Ushers and friends, paralyzed with shock in the first few seconds, at last hurried forward to break up the newly-weds, both of whom now swung and missed, Jack’s overhand right taking out a flower girl, while Dori’s left uppercut sent an usher flying off the steps and into the crowd below. Jack finally connected with a straight left to Dori’s forehead, driving her back into an off-balance wedding guest, who in his turn fell backward into two photographers, who shoved him unceremoniously out of the way. The wedding guest, not taking kindly to this opening of a second front at his rear, turned around and popped a photographer. So then the second photographer popped the wedding guest. So then another wedding guest popped the second photographer.

Jack and Dori meanwhile, weaving and staggering in the church doorway, had entered upon a hair-and-clothes-ripping contest, their elbows and knees doing much damage among those well-wishers who tried to intervene. And the more people were knocked off the steps into the people below, the more the fight spread.

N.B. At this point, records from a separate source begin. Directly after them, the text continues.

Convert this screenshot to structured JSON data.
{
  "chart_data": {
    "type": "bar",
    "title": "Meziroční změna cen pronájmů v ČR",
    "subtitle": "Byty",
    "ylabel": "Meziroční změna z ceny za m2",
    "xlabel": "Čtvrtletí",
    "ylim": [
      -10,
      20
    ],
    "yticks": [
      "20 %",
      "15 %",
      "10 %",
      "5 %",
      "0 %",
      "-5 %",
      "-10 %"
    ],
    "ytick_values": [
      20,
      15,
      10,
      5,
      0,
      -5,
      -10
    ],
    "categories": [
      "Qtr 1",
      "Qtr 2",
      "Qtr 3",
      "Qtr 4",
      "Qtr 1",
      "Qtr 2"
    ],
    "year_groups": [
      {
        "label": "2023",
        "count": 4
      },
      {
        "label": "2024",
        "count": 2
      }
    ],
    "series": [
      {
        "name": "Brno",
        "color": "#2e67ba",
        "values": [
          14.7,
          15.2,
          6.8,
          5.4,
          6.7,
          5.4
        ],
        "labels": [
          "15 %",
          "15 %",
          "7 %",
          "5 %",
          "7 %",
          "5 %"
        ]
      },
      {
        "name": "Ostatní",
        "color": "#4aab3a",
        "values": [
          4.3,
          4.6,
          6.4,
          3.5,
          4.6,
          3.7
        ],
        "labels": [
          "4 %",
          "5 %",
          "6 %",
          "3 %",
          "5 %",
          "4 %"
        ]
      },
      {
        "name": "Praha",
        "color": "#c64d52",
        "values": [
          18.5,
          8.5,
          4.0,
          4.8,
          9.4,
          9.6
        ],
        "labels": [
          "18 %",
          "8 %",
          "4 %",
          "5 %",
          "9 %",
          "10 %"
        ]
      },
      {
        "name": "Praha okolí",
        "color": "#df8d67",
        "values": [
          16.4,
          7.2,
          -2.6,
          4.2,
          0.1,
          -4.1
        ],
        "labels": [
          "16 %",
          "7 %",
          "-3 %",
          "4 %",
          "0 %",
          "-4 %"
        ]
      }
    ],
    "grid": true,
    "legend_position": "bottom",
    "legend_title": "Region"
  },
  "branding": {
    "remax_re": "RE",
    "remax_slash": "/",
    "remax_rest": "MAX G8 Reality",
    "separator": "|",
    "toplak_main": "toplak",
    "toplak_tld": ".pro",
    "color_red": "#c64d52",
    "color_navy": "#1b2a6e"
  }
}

In no time at all, it had become a general brawl, its turmoil reverberating out from the epicenter of the happy couple. Policemen and police sawhorses alike were trampled into the fresh sod as the fight spilled over onto the lawn, engulfing more and more of the wedding guests and then the media people, and then the fans, extending even into the two TV remote vans parked just down the block. The limo driver, seeing which way the wind was blowing and not expecting his fares to make it to curbside today anyway, decided to get his vehicle out of the danger zone, but in moving it he made both the car and himself moving targets, obvious and irritating to the mob at large. Although he locked himself in, and the crowd never did get at him, the limo itself was never the same again and shortly thereafter was sold for cash to a Columbian who wanted the comforts of air-conditioning and television while overseeing the work of his farm in the uplands.

As the brawl spread to the street, cars and trucks, blocked in their passage, disgorged their drivers and passengers to enter into the fray. A school bus full of bored teenagers on their way back to school from a field trip to the La Brea tarpits added its own dollop of youthful enthusiasm to the developing stew.

Jack and Dori, both off their feet now, clutched in each other’s violent embrace, kicked and bit and scratched and punched and rolled around on the red carpet among the feet of the nearer brawlers. Being down there, intent on their pummeling, each with an earlobe of the other clenched in their teeth, they were among the last to hear the wail of the approaching sirens.

“We were going to honeymoon in Brazil,” I tell O’Connor, “but the marriage didn’t last that long, so I went with Buddy instead.”

So many things startle and perplex this fellow. He goggles at me. “You had the honeymoon anyway?” he demands. “With Buddy?

“Well,” I explain, “it was never going to be just a honeymoon, anyway. It was always going to be a deductible expense.”

He doesn’t get that part either. “A trip to Brazil? A honeymoon in Brazil? With or without the bride? A deductible expense?”

He is beginning to astonish me as much as I’m astonishing him. For a media maven, he sure as hell doesn’t know much. I say, “Don’t you know what Brazil’s famous for?”

“Coffee,” he says.

“No.”

“Inflation.”

“No.”

“Brazil nuts?”

“Faces,” I tell him.

His face is one of which they would never approve. He gapes at me with it. “Faces?”

“They’ve got a clinic down there,” I tell him. “It’s the most complete plastic-surgery operation in the world.”